Effect of Sickle Cell Disease on Growth and Puberty

Anjumanara Omar, Fatma Abdallah & Beatrice Mutai

University of Nairobi, Nairobi, Kenya

Background: Research has shown that some of the endocrine disorders in patients with sickle cell disease include delayed growth and pubertal development. No study has been done in Kenya to investigate whether this applies for the local children with sickle cell anaemia.

Objective: To describe growth and pubertal development in children and adolescents with Sickle cell disease.

Methodology: This was a cross-sectional descriptive study involving 142 children with confirmed sickle cell disease who were being followed up at Kenyatta National Hospital’s Paediatric Hematology clinic. Demographic information including age, gender, tribe and socio-economic data were obtained by standard questionnaire while the clinical information including height, weight and BMI were obtained by actual measurements and plotted on the CDC charts for age and gender. Pubertal status in girls was determined by assessing breast tanner stage while in boys it was assessed by measuring the testicular volume. Presence of pubic and axillary hair was assessed in both.

Results: The median age of patients was 7.0 years (IQR 5.5, 9.5 years). Of these patients 86 (60.6%) were male and 56 (39.4%) were female with a male to female ratio of 43:28. Those with underweight were 16.3% male and 16.1% female (<−2 S.D.) while 11.1% male and 13.5% females were stunted (<−2 S.D.).33.9% female and 30.2% male had BMI of less than −2SD. None of the differences in the anthropometry parameters between male and females were statistically significant. Among boys aged > 9 years (n=29) 20 (69%) had testicular size tanner (< 3cc) while among girls aged >8 years (n=22) 18 (82.6%) had breast tanner <2 (pre-pubertal). Twenty girls (96.4%) and all the boys in their respective age groups had no axillary hair while 19 of the girls (85%) and 27 of the boys (93%) had no pubic hair.

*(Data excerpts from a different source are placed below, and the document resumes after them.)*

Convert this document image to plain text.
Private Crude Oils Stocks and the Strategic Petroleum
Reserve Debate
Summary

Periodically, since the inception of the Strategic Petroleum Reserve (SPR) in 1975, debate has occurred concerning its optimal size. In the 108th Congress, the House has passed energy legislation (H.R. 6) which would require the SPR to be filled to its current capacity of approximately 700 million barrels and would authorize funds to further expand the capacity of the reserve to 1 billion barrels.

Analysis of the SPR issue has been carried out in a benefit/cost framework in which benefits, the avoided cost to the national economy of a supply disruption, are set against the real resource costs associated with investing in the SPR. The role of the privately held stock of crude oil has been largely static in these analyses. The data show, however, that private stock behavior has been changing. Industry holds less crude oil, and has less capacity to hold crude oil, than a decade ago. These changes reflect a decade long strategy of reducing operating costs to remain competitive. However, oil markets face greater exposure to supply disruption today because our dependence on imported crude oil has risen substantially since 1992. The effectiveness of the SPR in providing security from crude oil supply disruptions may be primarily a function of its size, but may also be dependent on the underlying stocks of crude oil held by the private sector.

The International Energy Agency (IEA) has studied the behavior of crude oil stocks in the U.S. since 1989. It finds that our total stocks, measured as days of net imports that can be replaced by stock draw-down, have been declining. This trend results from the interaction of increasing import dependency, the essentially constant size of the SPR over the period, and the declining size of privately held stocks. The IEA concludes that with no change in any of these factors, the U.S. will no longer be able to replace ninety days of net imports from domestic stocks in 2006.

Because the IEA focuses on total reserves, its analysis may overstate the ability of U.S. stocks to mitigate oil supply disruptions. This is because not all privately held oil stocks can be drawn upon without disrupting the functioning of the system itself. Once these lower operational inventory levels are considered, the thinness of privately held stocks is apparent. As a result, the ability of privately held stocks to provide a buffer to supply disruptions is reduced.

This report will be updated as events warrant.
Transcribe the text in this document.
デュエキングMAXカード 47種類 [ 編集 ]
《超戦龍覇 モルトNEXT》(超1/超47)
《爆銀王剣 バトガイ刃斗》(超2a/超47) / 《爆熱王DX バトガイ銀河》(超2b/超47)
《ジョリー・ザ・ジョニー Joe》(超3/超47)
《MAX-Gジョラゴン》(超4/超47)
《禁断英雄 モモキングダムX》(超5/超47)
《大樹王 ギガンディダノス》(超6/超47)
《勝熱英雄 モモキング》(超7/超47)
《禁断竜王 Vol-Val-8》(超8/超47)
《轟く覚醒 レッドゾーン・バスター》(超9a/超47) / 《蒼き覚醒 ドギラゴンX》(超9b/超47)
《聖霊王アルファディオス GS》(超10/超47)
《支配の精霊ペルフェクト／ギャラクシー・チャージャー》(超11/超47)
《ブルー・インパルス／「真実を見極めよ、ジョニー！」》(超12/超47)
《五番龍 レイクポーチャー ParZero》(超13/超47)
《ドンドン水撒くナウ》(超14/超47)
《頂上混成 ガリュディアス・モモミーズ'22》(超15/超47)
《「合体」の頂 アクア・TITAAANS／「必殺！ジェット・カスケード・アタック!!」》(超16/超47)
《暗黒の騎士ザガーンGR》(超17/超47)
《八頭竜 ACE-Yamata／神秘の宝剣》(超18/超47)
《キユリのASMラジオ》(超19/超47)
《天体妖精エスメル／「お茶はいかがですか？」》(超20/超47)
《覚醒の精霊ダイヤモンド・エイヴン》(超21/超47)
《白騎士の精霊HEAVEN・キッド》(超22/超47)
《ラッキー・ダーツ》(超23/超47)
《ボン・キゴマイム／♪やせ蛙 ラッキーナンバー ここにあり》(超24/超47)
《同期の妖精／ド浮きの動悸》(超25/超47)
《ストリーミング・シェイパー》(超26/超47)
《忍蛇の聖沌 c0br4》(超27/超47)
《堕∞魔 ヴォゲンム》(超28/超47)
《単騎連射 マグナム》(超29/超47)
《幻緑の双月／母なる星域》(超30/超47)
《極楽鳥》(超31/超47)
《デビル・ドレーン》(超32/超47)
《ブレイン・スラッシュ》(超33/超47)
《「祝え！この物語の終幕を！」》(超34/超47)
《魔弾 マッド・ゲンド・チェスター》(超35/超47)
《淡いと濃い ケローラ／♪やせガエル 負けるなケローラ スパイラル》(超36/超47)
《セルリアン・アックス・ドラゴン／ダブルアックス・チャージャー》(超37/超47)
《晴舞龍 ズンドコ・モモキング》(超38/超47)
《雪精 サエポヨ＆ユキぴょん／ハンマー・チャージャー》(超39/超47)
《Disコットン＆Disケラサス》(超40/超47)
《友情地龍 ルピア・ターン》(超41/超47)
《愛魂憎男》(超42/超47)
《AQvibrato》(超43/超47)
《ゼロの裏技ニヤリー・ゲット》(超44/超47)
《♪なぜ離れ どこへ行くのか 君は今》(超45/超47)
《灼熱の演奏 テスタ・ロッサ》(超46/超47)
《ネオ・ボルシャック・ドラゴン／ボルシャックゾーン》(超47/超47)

Conclusion: A large proportion of these children were either underweight, stunted or had low BMI. There is need for longitudinal studies to determine whether this growth failure is due to the sickle cell condition or other environmental factors. Most of the children with sickle cell disease had not initiated puberty at their expected respective ages. Follow up needs be done on these patients to determine at what age they will go into puberty and what effects this condition has on their fertility rate.